Republican lawmakers took heat during the Biden administration for celebrating projects and investments in their home state that they did not vote for, particularly in the bipartisan Infrastructure Investment and Jobs Act, as well as the Inflation Reduction Act. Now, they’re returning the jab.
“House Democrats voted against historic wins for working Americans, smeared them as ‘extreme’ and ‘cruel,’ and now are shamelessly running home to take credit,” National Republican Congressional Committee spokesperson Mike Marinella told NOTUS. “Voters see through their BS and Democrats already lost when they turned their backs on working families.”
Those policies, however, were wrapped together with over $1 trillion in cuts to Medicaid, $230 billion in cuts to the Supplemental Nutrition Assistance Program and provisions that ban Medicaid payments to organizations like Planned Parenthood, vastly expand immigration detention and undo large swaths of President Joe Biden’s climate legacy.
The challenge for Democrats now is how to express support, and in some cases claim credit for shaping some of the provisions in the law, despite voting against the bill.
“Even a broken clock is accidentally right twice a day,” Democratic Congressional Campaign Committee spokesperson Viet Shelton told NOTUS, referencing the budget law. “That still doesn’t change the fact that it’s broken and should be replaced.”
Even more complicated is how Democrats are approaching the law’s “no tax on tips” provision.
Nearly a year ago, Rep. Steven Horsford introduced a bill that would codify Trump’s campaign-trail idea, known as the Tipped Income Protection and Support Act, or TIPS Act, indefinitely — unlike the budget law’s three-year window.

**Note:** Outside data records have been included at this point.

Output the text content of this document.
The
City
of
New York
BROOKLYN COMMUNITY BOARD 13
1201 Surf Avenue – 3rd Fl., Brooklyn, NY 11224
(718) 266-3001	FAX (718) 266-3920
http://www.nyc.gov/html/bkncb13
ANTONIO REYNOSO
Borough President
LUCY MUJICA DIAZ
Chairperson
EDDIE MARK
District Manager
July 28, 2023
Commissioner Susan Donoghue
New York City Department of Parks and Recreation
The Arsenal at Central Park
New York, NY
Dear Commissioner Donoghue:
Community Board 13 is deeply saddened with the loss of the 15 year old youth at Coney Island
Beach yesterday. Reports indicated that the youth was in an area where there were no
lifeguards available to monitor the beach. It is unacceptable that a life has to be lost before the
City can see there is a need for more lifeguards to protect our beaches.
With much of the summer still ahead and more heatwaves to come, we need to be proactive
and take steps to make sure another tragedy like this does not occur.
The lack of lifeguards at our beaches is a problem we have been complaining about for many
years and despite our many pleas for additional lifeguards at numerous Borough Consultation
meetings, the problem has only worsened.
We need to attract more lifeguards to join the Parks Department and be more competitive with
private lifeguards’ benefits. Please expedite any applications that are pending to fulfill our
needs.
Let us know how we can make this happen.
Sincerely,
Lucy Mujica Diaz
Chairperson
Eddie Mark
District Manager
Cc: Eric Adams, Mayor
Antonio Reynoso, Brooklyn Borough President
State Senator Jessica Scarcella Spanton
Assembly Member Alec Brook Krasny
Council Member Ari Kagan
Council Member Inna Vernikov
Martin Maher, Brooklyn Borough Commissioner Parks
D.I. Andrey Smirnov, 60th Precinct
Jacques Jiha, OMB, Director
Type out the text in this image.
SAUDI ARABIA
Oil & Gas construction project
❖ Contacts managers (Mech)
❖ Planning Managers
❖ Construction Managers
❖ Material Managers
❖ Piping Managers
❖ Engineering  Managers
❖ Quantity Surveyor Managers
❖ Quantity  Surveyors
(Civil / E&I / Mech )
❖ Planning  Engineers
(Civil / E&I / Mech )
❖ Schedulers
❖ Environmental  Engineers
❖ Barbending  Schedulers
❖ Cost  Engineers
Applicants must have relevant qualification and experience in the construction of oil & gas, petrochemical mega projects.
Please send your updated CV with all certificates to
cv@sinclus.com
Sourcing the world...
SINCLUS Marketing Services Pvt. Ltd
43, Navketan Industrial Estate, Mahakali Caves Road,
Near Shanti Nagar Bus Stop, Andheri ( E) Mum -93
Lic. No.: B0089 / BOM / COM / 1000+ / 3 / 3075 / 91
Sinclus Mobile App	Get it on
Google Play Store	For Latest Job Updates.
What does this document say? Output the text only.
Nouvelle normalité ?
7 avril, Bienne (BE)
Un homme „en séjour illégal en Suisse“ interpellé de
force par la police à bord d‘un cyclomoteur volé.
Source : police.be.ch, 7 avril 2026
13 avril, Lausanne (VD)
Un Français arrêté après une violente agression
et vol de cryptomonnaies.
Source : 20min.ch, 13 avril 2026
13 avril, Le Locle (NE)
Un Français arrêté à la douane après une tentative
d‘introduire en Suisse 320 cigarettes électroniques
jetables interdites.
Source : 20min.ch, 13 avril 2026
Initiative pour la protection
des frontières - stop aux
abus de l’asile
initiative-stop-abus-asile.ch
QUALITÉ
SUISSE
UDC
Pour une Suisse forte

“I meet with workers every time I’m home, and they call me regularly, and what they tell me is, ‘We deserve relief. It’s getting more expensive to afford to live, whether it’s housing, child care, health care, and we do deserve to keep more of our hard, hard earned money.’” Horsford told NOTUS.
“That’s what workers say,” Horsford said. “But that’s not what the Trump betrayal of a bill does.”
Horsford highlighted on social media a letter that he and the other Democrats representing Nevada in the House sent to the Trump administration, seeking clarity on the provision’s implementation and saying that provisions like “no tax on tips” support “hardworking, middle-class workers, albeit in a temporary fashion.” Horsford said his letter resulted in new details from the Treasury Department on which jobs qualified for the tax break.
Rep. Susie Lee told NOTUS that on balance, her support for “no tax on tips” didn’t outweigh her opposition to the “full package,” which she called “devastating” for Nevada.
“Certainly anyone getting a tax break, it’s a good thing,” Lee said, referencing “no tax on tips.” “So I’m not opposing them getting a tax break.”